«L’importante è partecipare». In vista delle elezioni politiche di domenica 9 e lunedì 10 aprile, non a caso, apriamo il nostro commento con il noto aforisma.
Siamo convinti, infatti, che di fronte a una scadenza decisiva per il futuro del nostro popolo il primo vero nemico da sconfiggere sia l’astensionismo.
Certo, sappiamo bene che anche la democrazia italiana è stata attaccata dal virus americano del disinteresse di molti nei onfronti della politica che trasforma le tornate elettorali in un affare di pochi.
Ma in questa occasione crediamo sia importante, e qui azzardiamo contro ogni previsione, che, come ai vecchi tempi della prima repubblica, almeno l’80% dei cittadini vada a votare.
Quello che è in gioco, infatti, non è una semplice e legittima alternanza tra questa o quella coalizione.

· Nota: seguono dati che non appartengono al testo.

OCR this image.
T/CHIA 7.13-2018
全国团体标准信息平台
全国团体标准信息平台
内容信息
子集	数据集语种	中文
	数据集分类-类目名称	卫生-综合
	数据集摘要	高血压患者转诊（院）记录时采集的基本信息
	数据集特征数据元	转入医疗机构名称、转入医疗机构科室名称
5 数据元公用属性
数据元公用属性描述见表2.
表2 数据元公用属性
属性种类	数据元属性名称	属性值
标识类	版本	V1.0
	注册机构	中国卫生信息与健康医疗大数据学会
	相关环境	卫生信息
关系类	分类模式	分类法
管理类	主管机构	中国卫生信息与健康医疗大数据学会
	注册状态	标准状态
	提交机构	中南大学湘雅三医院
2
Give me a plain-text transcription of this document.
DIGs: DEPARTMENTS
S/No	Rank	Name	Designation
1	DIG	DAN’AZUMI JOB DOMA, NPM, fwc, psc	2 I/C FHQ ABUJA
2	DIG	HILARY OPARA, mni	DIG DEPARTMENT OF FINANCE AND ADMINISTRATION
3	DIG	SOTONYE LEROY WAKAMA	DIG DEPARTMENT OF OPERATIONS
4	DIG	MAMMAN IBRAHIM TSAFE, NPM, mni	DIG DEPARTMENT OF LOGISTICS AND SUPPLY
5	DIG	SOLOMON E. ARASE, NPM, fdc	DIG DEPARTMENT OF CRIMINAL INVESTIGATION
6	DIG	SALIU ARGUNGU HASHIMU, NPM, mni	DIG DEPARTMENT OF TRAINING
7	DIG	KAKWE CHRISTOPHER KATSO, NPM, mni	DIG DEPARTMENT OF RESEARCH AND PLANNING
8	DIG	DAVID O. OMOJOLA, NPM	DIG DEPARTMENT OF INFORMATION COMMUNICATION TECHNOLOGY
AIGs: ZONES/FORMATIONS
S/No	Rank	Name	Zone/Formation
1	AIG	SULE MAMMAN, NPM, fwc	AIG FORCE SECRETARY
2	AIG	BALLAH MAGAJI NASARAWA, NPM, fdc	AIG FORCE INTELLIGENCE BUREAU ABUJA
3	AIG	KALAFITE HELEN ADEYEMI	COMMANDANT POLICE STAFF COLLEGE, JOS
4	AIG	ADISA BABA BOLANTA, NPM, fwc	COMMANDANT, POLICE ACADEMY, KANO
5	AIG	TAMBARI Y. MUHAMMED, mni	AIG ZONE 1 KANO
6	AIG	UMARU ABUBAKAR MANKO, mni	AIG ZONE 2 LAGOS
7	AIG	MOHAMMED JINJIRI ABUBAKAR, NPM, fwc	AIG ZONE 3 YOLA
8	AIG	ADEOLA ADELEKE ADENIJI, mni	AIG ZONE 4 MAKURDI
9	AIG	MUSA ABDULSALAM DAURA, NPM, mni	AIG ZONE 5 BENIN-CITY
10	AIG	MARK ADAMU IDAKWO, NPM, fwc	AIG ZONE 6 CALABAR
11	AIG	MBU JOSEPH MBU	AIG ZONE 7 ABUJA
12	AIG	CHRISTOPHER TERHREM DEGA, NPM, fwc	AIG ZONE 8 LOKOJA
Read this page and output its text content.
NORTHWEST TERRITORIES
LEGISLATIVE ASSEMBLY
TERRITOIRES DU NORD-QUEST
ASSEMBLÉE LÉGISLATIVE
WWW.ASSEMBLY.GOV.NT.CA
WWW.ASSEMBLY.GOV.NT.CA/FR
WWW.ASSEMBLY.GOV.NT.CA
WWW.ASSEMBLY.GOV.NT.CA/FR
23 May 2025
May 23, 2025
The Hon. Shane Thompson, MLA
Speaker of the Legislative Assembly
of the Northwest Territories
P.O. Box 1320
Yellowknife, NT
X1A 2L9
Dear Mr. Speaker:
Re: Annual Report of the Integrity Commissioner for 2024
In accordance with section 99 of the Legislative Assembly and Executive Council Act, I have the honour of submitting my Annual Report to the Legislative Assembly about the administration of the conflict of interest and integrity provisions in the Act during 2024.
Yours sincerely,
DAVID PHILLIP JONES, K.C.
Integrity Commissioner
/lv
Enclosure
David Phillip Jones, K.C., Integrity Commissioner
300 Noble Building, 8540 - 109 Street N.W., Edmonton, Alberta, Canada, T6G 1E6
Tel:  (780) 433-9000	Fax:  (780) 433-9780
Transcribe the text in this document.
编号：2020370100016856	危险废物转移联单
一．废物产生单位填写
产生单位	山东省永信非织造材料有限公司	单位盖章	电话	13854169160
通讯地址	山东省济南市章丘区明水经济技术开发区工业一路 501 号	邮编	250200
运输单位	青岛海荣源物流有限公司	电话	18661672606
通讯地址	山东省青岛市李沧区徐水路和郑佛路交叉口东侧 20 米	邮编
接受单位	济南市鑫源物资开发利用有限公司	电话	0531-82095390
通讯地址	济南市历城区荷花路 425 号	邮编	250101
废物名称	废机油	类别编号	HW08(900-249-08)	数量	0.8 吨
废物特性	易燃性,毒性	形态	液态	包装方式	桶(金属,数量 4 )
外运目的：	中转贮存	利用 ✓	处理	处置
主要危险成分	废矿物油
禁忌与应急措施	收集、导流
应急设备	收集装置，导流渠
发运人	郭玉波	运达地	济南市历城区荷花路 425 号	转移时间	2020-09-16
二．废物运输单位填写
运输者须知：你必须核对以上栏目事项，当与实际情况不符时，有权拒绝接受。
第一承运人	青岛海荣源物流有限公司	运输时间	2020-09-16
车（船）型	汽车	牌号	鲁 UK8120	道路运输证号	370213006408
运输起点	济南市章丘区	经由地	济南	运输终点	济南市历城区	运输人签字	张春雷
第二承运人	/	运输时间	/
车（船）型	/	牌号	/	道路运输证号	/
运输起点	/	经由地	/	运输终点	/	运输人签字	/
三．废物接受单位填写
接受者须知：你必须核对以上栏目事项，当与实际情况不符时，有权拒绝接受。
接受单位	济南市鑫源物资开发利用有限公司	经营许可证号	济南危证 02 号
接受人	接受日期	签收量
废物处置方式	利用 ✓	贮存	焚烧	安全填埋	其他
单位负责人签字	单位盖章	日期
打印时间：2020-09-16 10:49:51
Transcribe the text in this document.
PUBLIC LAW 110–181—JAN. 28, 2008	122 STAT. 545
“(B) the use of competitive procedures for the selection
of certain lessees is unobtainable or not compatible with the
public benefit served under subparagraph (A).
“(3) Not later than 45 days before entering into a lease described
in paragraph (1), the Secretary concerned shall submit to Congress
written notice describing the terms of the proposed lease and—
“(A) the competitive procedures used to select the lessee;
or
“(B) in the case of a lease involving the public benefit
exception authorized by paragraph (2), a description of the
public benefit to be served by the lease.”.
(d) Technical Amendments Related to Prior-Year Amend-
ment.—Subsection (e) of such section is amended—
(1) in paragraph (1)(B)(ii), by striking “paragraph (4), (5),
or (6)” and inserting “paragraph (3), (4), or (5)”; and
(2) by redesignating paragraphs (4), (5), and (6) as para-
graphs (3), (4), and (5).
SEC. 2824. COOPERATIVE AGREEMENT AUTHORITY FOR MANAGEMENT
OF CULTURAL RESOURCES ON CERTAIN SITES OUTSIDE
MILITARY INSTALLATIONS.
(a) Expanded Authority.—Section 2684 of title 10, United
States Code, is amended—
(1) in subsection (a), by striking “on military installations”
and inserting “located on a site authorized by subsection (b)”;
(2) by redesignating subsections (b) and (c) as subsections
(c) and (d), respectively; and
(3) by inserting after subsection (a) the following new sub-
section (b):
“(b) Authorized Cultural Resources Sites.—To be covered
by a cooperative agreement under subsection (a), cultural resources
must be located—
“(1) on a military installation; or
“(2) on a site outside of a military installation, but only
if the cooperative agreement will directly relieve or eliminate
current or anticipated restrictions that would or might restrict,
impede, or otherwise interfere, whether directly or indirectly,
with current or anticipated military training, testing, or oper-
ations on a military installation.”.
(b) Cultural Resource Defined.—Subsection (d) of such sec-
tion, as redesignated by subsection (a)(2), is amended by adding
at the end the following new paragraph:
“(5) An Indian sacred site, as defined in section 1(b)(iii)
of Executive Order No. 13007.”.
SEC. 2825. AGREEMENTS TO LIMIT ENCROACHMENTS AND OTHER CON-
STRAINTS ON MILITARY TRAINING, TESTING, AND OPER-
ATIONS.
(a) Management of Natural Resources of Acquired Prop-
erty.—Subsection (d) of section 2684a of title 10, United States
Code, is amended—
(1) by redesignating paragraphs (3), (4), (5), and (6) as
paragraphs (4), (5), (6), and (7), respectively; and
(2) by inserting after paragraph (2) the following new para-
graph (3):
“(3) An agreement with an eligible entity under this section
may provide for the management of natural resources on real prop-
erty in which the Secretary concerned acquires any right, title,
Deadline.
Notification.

Come elettori ci troveremo tra le mani la possibilità di decidere quale idea di persona e di società debba prevalere nel governo del nostro Paese, quale peso debba avere la questione cruciale della libertà (dei singoli, delle famiglie, dei corpi intermedi) nelle scelte che nei prossimi mesi l’esecutivo che uscirà dalle urne sarà chiamato a compiere.
Votare dunque, più che mai in questa circostanza, non solo è una scelta autenticamente politica alla portata di tutti ma è anche un dovere civico irrinunciabile.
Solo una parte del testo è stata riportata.